X tells ChatGPT and Claude no – only Grok eats (x.com)

🤖 AI Summary
X’s robots.txt has been tightened: the file explicitly allows limited endpoints for Googlebot and Facebook’s preview crawler but places broad blocks on many other agents (including Bingbot, Discordbot and various extended/third‑party bots) and ends with a blanket "User-agent: * Disallow: /" that prevents general crawling. The file also sets a 1s crawl-delay, marks some paths Noindex (e.g., /i/u) and calls out blocking indexing of links in notification emails, while still publishing sitemaps for x.com/twitter.com. For the AI/ML community this is significant because robots.txt is the primary signaling mechanism websites use to opt out of automated scraping; by selectively permitting only a few crawlers X is effectively throttling open-web harvests of its real‑time social stream.
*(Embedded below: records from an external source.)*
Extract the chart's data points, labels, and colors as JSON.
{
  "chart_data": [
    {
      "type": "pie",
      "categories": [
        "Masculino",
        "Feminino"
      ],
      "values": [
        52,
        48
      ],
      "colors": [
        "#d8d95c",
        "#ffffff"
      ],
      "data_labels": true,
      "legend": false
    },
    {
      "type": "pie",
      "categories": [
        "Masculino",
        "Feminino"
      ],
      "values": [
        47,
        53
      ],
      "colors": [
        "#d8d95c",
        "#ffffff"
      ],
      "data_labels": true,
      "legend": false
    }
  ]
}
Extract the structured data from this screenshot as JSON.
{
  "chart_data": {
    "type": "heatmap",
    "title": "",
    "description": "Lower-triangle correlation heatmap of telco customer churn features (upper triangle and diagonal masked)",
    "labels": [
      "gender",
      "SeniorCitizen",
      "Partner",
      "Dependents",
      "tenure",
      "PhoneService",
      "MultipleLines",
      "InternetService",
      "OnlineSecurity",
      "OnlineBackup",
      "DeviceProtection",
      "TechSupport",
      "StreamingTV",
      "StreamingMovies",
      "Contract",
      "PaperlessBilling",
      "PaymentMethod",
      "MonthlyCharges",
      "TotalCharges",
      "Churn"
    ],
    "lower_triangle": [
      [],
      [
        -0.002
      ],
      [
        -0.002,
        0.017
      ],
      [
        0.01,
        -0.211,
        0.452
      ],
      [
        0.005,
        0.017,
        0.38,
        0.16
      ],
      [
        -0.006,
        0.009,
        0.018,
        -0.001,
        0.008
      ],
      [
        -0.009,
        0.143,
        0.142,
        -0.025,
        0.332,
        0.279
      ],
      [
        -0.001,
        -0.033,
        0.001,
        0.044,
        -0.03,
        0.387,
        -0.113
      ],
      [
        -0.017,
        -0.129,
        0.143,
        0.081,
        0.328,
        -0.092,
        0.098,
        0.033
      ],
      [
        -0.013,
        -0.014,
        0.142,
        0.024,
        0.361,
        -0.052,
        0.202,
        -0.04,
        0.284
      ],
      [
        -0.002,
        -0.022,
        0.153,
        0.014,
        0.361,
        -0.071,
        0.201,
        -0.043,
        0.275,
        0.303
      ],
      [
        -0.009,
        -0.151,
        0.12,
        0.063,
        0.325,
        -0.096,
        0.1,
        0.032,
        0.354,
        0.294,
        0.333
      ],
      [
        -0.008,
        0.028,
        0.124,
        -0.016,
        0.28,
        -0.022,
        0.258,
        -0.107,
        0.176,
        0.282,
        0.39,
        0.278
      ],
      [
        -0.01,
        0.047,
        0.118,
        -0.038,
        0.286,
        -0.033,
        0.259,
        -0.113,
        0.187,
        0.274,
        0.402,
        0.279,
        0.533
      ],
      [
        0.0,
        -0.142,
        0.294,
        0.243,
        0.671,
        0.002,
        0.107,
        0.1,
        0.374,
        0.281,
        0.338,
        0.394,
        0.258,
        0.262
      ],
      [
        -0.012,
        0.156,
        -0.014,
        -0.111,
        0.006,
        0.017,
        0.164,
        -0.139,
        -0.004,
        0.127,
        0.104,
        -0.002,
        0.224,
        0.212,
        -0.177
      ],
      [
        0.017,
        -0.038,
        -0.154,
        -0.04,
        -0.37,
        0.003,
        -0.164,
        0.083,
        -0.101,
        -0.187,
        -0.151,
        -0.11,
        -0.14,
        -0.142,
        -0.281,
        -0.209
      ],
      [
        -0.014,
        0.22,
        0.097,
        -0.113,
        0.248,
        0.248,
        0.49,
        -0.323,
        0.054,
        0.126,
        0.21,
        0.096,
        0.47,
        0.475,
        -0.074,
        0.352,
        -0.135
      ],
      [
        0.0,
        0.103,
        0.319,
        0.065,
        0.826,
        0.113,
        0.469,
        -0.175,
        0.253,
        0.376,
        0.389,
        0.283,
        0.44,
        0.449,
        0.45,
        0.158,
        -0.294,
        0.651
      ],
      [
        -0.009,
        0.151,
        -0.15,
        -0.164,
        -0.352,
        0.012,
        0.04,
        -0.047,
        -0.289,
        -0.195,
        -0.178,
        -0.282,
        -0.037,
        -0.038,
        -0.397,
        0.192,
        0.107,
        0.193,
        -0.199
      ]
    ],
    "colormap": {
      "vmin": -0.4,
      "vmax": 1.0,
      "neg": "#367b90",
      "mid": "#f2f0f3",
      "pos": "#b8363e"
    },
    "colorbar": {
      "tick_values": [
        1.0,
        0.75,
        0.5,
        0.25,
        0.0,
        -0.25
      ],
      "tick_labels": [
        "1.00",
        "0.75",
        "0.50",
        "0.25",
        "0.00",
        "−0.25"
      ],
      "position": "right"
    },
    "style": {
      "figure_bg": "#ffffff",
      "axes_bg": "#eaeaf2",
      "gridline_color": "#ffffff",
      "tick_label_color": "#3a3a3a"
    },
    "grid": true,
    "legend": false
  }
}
That complicates how models like ChatGPT or Claude could gather X content for training unless they obtain explicit access or rely on other sources, and it creates an advantage for xAI’s Grok if X grants it privileged ingestion (e.g., firehose or API). Technically, robots.txt is voluntary—respecting it is a legal/compliance best practice rather than a technical enforcement—and it won’t stop content obtained via APIs, user uploads or scraping that ignores the file, but it does raise the bar for lawful, large‑scale data collection and may accelerate licensing deals or access-based model differentiation.